Separately, two Bulgarian soldiers were killed and another injured late Tuesday when their vehicle slid from a dike into a canal about 35 miles southeast Diwaniya, a city in south-central Iraq where about 400 Bulgarian soldiers are serving.
At least 12 Bulgarian soldiers have died in Iraq. Another three Bulgarians were among 11 civilians killed when a Bulgarian-owned commercial helicopter was shot down April 21 north of Baghdad.
Insurgents have routinely launched deadly attacks in Kirkuk with the apparent aim of creating ethnic tension among the Kurdish, Sunni, Shia and Turkmen population.
The latest bombing coincided with the swearing in of veteran Kurdish guerrilla leader Massoud Barzani as the first president of Iraq's northern Kurdistan region in nearby Irbil, 50 miles north of Kirkuk.
Kurds have long coveted Kirkuk as the capital of an autonomous Kurdish region encompassing all three of their northern provinces.
Saddam forced nearly 100,000 Kurds out of the city as part of an "Arabization" plan.

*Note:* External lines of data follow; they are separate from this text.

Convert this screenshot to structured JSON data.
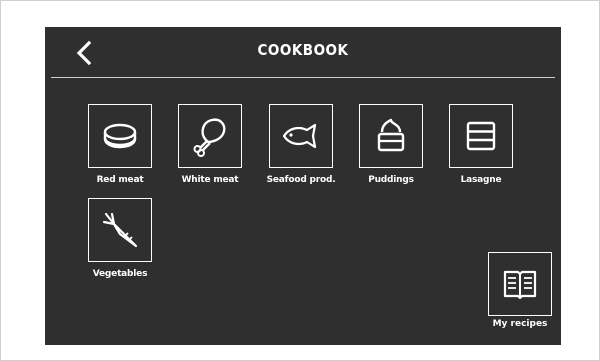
{
  "app": {
    "title": "COOKBOOK",
    "colors": {
      "screen_background": "#2f2f2f",
      "foreground": "#ffffff",
      "divider": "#cfcfcf"
    }
  },
  "header": {
    "back_icon": "chevron-left-icon"
  },
  "categories": [
    {
      "label": "Red meat",
      "icon": "steak-icon"
    },
    {
      "label": "White meat",
      "icon": "chicken-leg-icon"
    },
    {
      "label": "Seafood prod.",
      "icon": "fish-icon"
    },
    {
      "label": "Puddings",
      "icon": "pudding-icon"
    },
    {
      "label": "Lasagne",
      "icon": "lasagne-layers-icon"
    },
    {
      "label": "Vegetables",
      "icon": "carrot-icon"
    }
  ],
  "my_recipes": {
    "label": "My recipes",
    "icon": "open-book-icon"
  }
}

The Shia political parties that control the government have shied away from the issue of giving Kurds control of the city, saying that the central government would retain future control of its oil riches.
Prime Minister Ibrahim al-Jaafari, speaking in parliament after the Kirkuk attack, also accused the insurgents of targeting civilians -- as the number of people killed by militants since the April 28 inception of his Shia-dominated government hit at least 1,018 people, including US forces.
"They are trying now to avoid the military areas, the areas controlled by the multinational or Iraqi forces and they are now conducting their operations in the markets," al-Jaafari told parliament shortly before a vote of confidence.
Al-Jaafari's 37-member government was overwhelmingly approved by a show of hands in the 275-member parliament. But the government has been criticized for its inability to stop insurgent attacks.